In 1924, Pep, a black Labrador retriever, killed a cat that belonged to the governor of Pennsylvania. The governor was not pleased. Because he was a judge, he decided to hold a trial for Pep. He found Pep guilty, and Pep was sent to prison for life. However, Pep was happy in prison. He was allowed to run free as he pleased, and he accompanied the prisoners on their work details. Pep liked the prisoners, and the prisoners liked Pep. When Pep finally died, prisoners wept.
Paul Thomas Anderson, director of Boogie Nights, and actor John C. Reilly made a parody of the Fox reality TV show C.O.P.S., early in their careers. After filming for a while, Mr. Anderson and Mr. Reilly stopped at Eat a Pita for a meal. While they were eating, a fight broke out. The other customers were angry that Mr. Reilly—who was wearing a L.A.D.P. uniform—did not stop the fight, until he explained that he was an actor, not a police officer.
A thief once burglarized an office belonging to a lawyer in Kiryat Shemona, stealing a notebook and a 50-shekel note. The next day, the thief read the notebook and discovered that the 50-shekel note had been set aside as a donation to a synagogue charity fund. That night, the thief broke into the lawyer’s office again—to return the notebook and the 50-shekel note.
The car that belonged to TV’s Mister Rogers was stolen.

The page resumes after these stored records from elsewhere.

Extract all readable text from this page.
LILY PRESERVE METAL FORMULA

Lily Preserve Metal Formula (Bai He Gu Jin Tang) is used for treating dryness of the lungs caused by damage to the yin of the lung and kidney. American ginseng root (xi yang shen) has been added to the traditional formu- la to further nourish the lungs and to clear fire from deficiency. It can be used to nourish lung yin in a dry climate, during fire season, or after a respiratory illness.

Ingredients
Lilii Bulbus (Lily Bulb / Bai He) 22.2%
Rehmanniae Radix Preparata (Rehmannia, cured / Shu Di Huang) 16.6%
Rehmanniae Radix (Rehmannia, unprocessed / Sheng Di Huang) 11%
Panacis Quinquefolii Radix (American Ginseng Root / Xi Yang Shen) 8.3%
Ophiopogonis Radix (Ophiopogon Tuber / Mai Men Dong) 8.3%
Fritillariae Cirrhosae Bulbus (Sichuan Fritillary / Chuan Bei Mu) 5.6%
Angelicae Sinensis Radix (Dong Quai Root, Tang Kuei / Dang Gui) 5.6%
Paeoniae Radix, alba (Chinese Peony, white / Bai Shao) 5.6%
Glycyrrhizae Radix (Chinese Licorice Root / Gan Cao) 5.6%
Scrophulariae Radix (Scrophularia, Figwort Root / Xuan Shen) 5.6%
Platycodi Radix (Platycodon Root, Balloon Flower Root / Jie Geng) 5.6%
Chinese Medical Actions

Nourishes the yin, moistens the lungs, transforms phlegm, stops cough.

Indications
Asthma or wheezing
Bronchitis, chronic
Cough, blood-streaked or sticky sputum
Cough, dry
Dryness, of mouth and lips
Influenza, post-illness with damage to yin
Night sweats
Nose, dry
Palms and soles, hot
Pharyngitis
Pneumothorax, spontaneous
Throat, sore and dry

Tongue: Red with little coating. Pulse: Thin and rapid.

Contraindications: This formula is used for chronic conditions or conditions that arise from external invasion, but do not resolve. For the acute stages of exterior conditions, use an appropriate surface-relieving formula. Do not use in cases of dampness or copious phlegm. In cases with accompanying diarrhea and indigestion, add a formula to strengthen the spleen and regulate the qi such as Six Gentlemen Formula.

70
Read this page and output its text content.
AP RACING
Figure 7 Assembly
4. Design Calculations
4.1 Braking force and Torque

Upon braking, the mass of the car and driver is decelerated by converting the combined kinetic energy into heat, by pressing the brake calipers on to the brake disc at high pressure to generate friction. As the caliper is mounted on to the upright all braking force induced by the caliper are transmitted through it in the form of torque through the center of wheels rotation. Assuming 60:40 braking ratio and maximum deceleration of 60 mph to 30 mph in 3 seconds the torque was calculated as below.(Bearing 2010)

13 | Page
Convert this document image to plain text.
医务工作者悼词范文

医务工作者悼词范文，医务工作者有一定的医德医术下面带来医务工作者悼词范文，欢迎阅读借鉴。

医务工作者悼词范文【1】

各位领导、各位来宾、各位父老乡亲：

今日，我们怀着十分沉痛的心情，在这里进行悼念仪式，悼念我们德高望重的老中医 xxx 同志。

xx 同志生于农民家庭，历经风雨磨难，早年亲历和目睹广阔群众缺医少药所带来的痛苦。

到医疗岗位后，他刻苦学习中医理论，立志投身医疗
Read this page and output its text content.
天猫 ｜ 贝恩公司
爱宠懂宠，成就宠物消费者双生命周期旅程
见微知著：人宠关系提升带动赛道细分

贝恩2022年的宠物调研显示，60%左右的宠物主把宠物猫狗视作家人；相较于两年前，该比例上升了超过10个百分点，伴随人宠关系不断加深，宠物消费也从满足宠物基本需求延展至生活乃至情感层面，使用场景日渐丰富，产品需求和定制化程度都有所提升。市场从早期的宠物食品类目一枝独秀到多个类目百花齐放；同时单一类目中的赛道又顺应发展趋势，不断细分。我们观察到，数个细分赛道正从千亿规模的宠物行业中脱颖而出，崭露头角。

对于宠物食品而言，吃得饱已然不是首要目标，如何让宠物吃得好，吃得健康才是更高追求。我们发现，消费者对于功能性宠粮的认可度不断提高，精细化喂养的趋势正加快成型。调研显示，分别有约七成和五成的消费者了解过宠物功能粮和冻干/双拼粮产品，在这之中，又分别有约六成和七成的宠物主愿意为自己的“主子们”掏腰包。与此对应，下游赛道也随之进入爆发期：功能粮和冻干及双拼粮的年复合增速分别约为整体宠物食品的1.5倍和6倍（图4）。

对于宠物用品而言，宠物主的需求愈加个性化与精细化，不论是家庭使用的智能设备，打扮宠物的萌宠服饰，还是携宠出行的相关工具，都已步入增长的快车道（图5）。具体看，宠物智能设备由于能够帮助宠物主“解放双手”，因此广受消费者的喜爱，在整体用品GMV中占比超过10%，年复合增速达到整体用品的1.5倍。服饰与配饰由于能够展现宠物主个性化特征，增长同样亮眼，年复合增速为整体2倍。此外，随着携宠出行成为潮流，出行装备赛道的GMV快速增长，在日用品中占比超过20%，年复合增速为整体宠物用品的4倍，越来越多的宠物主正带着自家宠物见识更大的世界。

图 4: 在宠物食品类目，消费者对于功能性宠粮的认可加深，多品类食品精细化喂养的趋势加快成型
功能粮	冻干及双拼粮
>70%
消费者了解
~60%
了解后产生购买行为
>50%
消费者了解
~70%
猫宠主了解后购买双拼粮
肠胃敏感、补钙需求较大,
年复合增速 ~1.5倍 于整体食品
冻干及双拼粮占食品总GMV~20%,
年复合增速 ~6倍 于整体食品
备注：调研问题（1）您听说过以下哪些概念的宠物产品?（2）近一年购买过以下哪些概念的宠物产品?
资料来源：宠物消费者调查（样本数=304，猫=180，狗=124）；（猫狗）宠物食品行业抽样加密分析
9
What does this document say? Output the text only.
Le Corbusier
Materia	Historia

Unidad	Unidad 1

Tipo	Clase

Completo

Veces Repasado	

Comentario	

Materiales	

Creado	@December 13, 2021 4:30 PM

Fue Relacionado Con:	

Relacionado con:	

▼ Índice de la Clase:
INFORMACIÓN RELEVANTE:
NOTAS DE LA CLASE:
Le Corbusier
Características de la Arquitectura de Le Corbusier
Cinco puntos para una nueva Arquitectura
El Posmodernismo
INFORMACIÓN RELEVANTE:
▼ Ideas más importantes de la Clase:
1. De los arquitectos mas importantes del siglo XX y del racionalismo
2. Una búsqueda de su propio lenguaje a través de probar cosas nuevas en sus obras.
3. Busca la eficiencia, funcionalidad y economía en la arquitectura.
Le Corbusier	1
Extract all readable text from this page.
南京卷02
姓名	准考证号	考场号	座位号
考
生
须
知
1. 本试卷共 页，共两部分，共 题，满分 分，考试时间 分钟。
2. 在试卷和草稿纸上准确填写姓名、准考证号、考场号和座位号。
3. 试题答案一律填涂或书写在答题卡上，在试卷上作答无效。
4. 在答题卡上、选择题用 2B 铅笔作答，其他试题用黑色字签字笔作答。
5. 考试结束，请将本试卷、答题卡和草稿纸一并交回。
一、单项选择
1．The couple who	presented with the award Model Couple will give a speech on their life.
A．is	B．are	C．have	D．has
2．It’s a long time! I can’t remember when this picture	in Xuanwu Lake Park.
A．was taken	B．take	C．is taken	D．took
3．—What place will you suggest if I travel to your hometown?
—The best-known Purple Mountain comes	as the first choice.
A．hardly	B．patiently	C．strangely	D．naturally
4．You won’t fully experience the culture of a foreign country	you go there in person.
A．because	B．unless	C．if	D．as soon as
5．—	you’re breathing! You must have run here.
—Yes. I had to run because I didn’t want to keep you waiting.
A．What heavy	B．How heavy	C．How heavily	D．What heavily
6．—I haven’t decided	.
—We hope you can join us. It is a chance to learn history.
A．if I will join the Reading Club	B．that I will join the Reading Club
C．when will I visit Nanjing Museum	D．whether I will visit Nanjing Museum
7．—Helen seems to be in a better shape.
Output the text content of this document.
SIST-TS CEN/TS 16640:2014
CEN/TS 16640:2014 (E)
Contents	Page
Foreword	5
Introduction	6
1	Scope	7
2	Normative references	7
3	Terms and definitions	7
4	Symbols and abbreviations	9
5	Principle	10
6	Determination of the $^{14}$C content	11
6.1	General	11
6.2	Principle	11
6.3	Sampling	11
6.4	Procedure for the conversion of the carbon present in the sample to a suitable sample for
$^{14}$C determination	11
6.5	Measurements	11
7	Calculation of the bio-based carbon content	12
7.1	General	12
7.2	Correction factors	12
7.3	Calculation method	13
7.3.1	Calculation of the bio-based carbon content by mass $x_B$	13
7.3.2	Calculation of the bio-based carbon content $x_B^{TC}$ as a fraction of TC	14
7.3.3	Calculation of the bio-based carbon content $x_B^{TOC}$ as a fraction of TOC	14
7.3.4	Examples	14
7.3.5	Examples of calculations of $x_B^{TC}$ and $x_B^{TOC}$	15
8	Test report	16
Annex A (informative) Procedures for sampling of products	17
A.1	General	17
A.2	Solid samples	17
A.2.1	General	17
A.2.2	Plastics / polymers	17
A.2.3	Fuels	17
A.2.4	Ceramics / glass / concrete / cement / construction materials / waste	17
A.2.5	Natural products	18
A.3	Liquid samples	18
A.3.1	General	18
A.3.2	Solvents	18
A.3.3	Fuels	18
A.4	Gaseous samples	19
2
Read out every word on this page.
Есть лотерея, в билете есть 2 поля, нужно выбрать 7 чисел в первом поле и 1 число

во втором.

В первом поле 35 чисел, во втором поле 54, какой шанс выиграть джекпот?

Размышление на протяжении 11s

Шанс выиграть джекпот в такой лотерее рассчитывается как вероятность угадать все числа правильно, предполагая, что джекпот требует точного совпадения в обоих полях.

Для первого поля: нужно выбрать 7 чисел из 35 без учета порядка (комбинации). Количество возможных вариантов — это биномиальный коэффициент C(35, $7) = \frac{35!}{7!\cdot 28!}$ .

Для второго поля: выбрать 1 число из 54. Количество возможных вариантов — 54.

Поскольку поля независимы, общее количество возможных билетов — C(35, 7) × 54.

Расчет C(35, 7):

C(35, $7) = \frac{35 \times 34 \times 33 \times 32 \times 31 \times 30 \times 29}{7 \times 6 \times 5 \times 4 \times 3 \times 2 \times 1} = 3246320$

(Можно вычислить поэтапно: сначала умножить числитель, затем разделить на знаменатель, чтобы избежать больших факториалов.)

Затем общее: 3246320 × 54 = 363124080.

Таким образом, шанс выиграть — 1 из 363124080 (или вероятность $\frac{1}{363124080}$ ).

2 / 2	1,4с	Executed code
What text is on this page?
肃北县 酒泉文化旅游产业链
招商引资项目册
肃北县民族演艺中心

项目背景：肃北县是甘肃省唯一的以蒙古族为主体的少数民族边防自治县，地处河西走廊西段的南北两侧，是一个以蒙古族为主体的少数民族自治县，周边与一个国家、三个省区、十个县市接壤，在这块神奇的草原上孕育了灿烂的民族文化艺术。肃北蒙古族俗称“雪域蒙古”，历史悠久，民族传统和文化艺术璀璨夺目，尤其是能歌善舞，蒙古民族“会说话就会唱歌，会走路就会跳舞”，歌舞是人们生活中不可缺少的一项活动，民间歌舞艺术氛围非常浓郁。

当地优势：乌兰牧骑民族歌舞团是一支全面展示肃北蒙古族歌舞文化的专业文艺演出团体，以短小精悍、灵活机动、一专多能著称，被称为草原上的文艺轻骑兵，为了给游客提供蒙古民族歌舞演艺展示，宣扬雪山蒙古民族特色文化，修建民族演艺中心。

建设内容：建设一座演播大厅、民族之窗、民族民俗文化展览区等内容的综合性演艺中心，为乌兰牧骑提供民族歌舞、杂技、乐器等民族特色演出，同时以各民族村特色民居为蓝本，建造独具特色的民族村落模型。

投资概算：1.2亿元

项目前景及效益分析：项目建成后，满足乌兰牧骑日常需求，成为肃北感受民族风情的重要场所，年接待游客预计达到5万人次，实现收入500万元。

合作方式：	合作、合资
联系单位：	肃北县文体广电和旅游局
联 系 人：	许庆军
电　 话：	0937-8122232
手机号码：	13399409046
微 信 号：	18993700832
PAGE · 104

Fortunately, he had left some personal belongings, including a script of his TV show, in the car. A day later, the car was found in the exact spot from which it was stolen, with an apology note on the seat: “Sorry. We didn’t know it was your car.” (Is this an urban legend? Possibly, but it sounds plausible.)
Ballet dancers have extremely strong legs. In 1840, Fanny Elssler crossed the Atlantic on the very first steamship for passengers. One day, she discovered a jewel thief in her cabin. She was alone, and she was unarmed, so she used her ballet muscles and kicked the jewel thief—the ballet kick killed him.
Early in his career, landscape artist Thomas Cole sailed to the West Indies. During the trip, his ship was boarded by pirates, who looked around to see if anything was worth stealing. Nothing was, so the pirates shook hands with the crew and passengers of the waylaid ship, then left.